Cumhurbaşkanı Recep Tayyip Erdoğan, Avrupa Günü nedeniyle yayınladığı mesajında "Tarihi, coğrafi ve kültürel olarak yüzyıllardır Avrupa'nın bir parçası olan ülkemiz, stratejik hedef olarak gördüğü AB üyelik sürecini, karşılıklı saygı, eşitlik ve kazan-kazan anlayışı çerçevesinde devam ettirmek arzusundadır" dedi. Oysa aynı Erdoğan son bir ay içinde AB'ye rest üstüne rest çekiyordu.
Avrupa Günü nedeniyle Cumhurbaşkanlığı'nın internet sitesinde mesaj yayınlandı. Mesajda Türkiye'nin Avrupa'nın bir parçası ve AB üyeliğinin stratejik bir hedef olduğu vurgulandı. İşte o mesaj:
"Avrupa bütünleşmesi fikrinin tohumlarını atan 9 Mayıs 1950 tarihli Schuman Deklarasyonu'nun kabul edildiği bu günü Avrupa Birliğine adaylığımızın tescil edildiği 1999 yılından beri 'Avrupa Günü' olarak kutluyoruz.
Şüphesiz Birliğin geleceğine yönelik en büyük tehdit, Avrupa sathında dışlayıcı söylemlerin popülist politikaların aracı haline getirilmesidir. Avrupa’da yükselen bu tür eğilimler ve politikalar, aynı zamanda Türkiye-AB ilişkilerini de zehirliyor. Tarihi, coğrafi ve kültürel olarak yüzyıllardır Avrupa’nın bir parçası olan ülkemiz, stratejik hedef olarak gördüğü AB üyelik sürecini, karşılıklı saygı, eşitlik ve kazan-kazan anlayışı çerçevesinde devam ettirmek arzusundadır. Mülteci krizinin doruk noktaya ulaştığı dönemde AB ile geliştirdiğimiz işbirliği, bu anlayışın en somut ve güncel örneğidir. Temennimiz, AB ile işbirliğimizi göç, ekonomi, enerji, Gümrük Birliği ve üyelik müzakereleri gibi alanlarda en ileri seviyeye taşımaktır.

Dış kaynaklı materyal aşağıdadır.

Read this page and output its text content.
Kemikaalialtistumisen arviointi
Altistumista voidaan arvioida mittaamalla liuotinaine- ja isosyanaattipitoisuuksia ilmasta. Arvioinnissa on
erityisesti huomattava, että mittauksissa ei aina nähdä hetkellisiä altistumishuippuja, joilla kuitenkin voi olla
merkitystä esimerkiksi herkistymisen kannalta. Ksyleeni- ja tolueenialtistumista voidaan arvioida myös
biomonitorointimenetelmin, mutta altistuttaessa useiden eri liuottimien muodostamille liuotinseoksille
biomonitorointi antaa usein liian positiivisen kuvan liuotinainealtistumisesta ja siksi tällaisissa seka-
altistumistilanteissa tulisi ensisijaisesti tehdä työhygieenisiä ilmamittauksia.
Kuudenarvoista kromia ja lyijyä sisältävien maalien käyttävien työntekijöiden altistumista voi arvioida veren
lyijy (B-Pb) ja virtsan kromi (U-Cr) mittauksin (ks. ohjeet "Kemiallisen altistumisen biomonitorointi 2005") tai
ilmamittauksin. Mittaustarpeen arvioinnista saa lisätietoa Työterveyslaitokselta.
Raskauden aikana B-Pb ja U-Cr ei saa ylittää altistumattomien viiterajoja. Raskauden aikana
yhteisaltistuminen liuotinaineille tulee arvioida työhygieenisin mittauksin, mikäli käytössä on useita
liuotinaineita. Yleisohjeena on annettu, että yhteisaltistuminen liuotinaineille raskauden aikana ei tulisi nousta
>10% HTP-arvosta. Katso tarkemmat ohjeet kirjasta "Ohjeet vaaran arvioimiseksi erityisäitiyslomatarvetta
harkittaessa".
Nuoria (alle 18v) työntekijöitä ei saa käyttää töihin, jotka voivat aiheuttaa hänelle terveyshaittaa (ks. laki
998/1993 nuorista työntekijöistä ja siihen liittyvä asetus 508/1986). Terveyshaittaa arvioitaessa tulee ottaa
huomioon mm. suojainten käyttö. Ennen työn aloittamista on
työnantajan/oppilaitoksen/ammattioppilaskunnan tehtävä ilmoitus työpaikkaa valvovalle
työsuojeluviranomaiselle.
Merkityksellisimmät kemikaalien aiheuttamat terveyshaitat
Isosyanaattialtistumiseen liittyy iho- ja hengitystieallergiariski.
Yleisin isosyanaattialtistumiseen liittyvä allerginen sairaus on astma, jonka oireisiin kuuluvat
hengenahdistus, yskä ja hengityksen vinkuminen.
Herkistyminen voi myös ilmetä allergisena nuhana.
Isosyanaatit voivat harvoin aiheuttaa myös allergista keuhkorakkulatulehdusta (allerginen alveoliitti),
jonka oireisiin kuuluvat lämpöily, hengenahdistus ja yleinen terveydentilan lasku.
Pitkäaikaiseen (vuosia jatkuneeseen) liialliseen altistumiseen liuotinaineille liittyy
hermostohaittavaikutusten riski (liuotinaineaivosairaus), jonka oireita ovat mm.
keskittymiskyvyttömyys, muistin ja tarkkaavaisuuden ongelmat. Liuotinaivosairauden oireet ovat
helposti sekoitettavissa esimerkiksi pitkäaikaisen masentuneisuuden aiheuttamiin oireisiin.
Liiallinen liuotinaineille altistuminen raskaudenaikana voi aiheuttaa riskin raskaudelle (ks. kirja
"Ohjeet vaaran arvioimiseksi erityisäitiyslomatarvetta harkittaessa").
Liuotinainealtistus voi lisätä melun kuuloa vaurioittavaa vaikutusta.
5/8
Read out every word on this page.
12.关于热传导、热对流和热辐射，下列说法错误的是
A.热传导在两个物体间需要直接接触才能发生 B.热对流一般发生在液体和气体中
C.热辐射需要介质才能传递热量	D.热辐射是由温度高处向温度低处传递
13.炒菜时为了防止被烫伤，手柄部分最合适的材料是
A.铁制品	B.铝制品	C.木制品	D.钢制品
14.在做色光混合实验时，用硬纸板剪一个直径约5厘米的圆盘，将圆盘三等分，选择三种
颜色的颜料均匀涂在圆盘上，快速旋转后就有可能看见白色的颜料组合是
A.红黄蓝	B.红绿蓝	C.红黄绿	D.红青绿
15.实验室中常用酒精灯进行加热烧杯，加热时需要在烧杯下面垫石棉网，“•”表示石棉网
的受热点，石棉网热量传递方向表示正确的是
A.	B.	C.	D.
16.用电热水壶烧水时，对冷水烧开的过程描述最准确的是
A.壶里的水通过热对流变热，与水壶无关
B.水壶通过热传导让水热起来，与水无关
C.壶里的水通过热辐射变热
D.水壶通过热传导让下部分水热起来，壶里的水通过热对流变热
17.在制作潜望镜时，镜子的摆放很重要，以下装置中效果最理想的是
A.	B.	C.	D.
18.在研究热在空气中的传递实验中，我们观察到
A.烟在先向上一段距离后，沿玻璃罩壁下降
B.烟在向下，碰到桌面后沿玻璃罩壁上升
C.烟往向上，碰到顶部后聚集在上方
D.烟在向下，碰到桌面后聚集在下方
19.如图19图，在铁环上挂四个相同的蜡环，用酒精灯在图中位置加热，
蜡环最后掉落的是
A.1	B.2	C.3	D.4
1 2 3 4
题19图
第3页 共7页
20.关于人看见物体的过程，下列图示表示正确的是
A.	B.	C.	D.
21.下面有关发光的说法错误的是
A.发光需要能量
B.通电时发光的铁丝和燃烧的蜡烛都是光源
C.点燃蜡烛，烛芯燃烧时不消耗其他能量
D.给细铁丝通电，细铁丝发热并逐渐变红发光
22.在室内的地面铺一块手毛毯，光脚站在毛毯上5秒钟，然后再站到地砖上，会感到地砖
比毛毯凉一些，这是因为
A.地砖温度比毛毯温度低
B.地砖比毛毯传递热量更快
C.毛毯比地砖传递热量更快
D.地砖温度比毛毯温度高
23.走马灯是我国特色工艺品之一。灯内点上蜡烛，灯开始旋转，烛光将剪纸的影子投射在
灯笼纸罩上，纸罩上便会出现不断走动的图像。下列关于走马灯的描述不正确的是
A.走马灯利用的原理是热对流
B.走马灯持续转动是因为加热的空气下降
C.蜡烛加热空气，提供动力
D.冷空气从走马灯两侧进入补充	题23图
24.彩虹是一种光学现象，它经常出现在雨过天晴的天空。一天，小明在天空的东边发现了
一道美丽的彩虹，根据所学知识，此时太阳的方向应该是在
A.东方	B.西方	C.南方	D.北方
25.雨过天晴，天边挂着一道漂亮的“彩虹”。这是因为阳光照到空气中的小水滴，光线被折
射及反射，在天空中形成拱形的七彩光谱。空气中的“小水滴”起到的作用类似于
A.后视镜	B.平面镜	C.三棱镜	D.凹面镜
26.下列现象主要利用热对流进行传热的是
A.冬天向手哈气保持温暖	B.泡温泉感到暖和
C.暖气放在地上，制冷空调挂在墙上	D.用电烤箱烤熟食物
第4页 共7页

Bu düşüncelerle, vatandaşlarımız başta olmak üzere tüm Avrupalıların Avrupa Günü'nü kutluyor, Birlik için müreffeh bir gelecek diliyorum."
Oysa aynı Erdoğan son bir ay içinde AB'ye defalarca rest çekmiş ve 16 Nisan'daki referandumun tarihi bir dönüm noktası olacağını söylemişti. İşte o açıklamalardan bazıları:
15 Nisan: Bakıyoruz AB üyesi ülkeler Vatikan'a gitti. Vatikan'da ne işiniz var? Vatikan AB üyesi mi? Değil. Bunların içinde protestan, ortodoks, ateist var. Bunların hepsi katolik olan Vatikan'a gidiyor? Hepsi diziliyorlar, nasihatlarını aldılar, kuzu kuzu ayrıldılar. Çünkü bunlar tek millet. Bize gelip de şöyle, böyle demesinler. Külahımıza anlatsınlar. 54 yıldır bu ülkeyi oyaladılar. İşte 16 Nisan bunun dönüm noktası olacak.
17 Nisan: Sözünüzü derhal tutun, yoksa sonuçlarına katlanacaksınız.
29 Nisan: AB eğer haksız tavrında değişiklik yapmazsa, belki bu konuda da bir halk oylaması ihtiyacı olacak.
2 Mayıs: Bugüne kadar açmadığınız şu fasılları açmaktan başka çareniz yok. Açarsanız ne ala! Açmadığınız takdirde güle güle.
Erdoğan'ın 15 Nisan'da dediği gibi 16 Nisan gerçekten AB'yle ilişkilerde 'dönüm' noktası olmuş gibi görünüyor.